Smarter Adaptive Graph Sampling for More Accurate Graph Learning | Kumo.ai

01

Why Graph Sampling Matters

Real-world datasets and databases can contain up to billions of nodes that cannot physically be loaded onto a GPU. Graph neural networks (GNNs) need neighborhood information to make predictions, but expanding full neighborhoods across multiple hops leads to exponential memory growth. Graph sampling solves this by selecting relevant subgraphs rather than processing complete graphs.

The dominant approach is GraphSAGE-style sampling, which samples a fixed number of neighbors at each hop level. You configure the sampler with a budget per edge type per hop.
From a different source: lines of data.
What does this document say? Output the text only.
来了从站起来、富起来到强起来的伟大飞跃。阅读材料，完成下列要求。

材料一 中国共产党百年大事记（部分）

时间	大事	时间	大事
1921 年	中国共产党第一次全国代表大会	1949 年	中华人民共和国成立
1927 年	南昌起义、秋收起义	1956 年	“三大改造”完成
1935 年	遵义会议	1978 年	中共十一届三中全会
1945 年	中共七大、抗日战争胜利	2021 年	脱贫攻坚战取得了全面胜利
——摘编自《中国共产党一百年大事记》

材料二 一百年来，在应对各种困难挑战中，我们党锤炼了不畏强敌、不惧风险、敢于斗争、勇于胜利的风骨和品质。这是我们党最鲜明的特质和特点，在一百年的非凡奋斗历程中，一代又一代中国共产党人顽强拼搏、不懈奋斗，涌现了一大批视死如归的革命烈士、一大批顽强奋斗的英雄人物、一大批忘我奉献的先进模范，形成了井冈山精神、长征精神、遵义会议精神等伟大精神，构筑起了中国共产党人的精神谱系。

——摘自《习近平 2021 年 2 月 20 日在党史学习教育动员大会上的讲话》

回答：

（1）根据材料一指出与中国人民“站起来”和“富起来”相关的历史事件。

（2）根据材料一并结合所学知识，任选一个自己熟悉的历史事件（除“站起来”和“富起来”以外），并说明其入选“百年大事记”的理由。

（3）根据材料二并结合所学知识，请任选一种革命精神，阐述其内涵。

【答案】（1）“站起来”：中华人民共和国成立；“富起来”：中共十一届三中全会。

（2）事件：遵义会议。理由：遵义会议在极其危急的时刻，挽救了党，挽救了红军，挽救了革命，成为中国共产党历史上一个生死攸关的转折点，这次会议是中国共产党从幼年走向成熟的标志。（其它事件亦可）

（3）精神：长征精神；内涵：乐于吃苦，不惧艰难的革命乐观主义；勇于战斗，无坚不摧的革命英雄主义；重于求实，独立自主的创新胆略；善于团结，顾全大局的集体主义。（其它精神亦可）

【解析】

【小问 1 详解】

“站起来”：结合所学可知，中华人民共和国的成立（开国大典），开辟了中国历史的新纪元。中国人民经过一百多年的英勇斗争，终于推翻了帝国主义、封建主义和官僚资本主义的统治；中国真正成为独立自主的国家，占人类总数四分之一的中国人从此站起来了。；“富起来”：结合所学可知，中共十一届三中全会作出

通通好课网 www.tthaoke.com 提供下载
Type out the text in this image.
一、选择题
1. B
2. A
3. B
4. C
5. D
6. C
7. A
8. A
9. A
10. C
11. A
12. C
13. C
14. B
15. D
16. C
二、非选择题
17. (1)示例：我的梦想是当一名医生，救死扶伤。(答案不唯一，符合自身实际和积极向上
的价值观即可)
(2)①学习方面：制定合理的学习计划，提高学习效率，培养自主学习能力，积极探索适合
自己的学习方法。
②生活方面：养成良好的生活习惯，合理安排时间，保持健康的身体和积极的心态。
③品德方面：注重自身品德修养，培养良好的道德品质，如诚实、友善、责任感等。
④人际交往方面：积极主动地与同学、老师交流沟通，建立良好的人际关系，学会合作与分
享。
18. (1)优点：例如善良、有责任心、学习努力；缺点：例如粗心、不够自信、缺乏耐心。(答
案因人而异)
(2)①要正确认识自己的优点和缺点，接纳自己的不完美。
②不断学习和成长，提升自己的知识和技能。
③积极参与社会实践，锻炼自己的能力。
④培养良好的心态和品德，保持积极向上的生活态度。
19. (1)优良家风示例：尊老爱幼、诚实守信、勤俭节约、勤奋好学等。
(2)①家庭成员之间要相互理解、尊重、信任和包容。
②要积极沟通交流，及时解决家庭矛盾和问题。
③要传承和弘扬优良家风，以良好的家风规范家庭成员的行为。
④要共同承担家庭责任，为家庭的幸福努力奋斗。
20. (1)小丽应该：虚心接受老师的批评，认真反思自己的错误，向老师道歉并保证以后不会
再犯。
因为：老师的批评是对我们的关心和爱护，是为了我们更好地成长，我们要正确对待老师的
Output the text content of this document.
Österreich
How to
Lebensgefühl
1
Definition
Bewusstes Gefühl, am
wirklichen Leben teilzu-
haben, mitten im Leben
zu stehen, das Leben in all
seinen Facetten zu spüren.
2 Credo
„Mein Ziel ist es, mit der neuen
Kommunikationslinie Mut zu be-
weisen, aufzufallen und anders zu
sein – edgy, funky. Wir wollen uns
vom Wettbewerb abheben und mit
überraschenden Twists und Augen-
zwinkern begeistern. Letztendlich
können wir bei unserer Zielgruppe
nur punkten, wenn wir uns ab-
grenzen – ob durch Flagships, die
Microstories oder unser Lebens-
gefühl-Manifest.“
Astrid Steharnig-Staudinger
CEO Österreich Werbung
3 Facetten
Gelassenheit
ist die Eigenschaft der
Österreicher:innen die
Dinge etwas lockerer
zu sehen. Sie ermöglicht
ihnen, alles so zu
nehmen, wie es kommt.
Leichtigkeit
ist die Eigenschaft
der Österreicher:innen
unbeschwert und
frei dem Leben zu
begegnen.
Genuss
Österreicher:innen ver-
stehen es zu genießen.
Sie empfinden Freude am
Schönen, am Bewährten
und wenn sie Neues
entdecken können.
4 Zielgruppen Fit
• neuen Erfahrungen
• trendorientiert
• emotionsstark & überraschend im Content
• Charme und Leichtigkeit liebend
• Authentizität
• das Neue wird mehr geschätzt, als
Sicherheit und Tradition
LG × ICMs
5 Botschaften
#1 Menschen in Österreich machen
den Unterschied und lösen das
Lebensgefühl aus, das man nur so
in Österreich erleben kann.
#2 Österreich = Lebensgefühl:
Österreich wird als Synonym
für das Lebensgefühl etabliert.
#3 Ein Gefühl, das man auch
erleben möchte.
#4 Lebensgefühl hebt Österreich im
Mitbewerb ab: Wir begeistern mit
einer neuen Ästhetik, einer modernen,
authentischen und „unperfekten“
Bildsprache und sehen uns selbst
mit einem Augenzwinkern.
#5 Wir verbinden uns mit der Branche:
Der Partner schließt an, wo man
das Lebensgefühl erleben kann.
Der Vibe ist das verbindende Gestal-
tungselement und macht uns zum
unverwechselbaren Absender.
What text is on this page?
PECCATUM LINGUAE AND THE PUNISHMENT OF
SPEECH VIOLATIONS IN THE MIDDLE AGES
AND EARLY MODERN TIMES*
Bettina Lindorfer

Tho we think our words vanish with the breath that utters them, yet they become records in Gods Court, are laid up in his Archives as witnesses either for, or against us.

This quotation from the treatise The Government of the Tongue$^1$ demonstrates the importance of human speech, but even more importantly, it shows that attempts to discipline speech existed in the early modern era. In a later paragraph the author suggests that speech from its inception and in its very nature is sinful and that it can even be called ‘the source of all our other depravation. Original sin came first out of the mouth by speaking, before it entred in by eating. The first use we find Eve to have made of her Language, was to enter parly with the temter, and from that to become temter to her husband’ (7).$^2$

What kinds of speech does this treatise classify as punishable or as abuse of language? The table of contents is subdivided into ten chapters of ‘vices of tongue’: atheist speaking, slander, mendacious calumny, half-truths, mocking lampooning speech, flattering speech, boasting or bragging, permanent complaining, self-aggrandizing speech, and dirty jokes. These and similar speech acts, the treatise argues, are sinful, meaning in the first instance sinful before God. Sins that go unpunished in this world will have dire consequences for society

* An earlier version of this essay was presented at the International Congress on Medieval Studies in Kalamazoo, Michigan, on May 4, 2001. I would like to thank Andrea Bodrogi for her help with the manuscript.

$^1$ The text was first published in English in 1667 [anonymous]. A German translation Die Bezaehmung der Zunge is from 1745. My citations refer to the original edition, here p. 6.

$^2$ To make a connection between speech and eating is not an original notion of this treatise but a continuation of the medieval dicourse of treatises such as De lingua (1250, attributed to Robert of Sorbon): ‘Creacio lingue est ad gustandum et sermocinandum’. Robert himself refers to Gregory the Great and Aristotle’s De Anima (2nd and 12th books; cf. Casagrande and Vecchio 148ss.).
For example, in a retailer database:

Hop 1: 10 transactions per customer, 1 location
Hop 2: 1 article per transaction, 2 customers per location

This produces approximately 24 nodes in the sampled subgraph. A more sophisticated six-hop configuration can generate nearly 3,000 nodes, capturing rich multi-hop relational patterns across transactions, articles, customers, and locations.

The sampling configuration directly controls the tradeoff between computational cost and information quality. Sample too few neighbors and you lose critical signals. Sample too many and you blow through GPU memory. The question is: given a fixed compute budget, how do you allocate samples to maximize the information captured?

02

Where Uniform Sampling Breaks Down

GraphSAGE assigns a fixed neighbor budget per edge type per hop. If you configure “sample 10 transactions per customer,” every customer gets exactly 10 transactions sampled, regardless of whether they have 2 transactions or 200. This uniform approach has a fundamental flaw: real-world graphs have highly heterogeneous connectivity.

The distribution problem

In the H&M article purchase dataset, about 20% of customers have fewer than 5 articles in their purchase history, while 45% have 20 or more. When you configure the sampler to pull 10 transactions per customer, those sparse customers cannot fill their budget. A customer with only 1 historical purchase ends up with a sampled subgraph that is fewer than 15% of the intended size.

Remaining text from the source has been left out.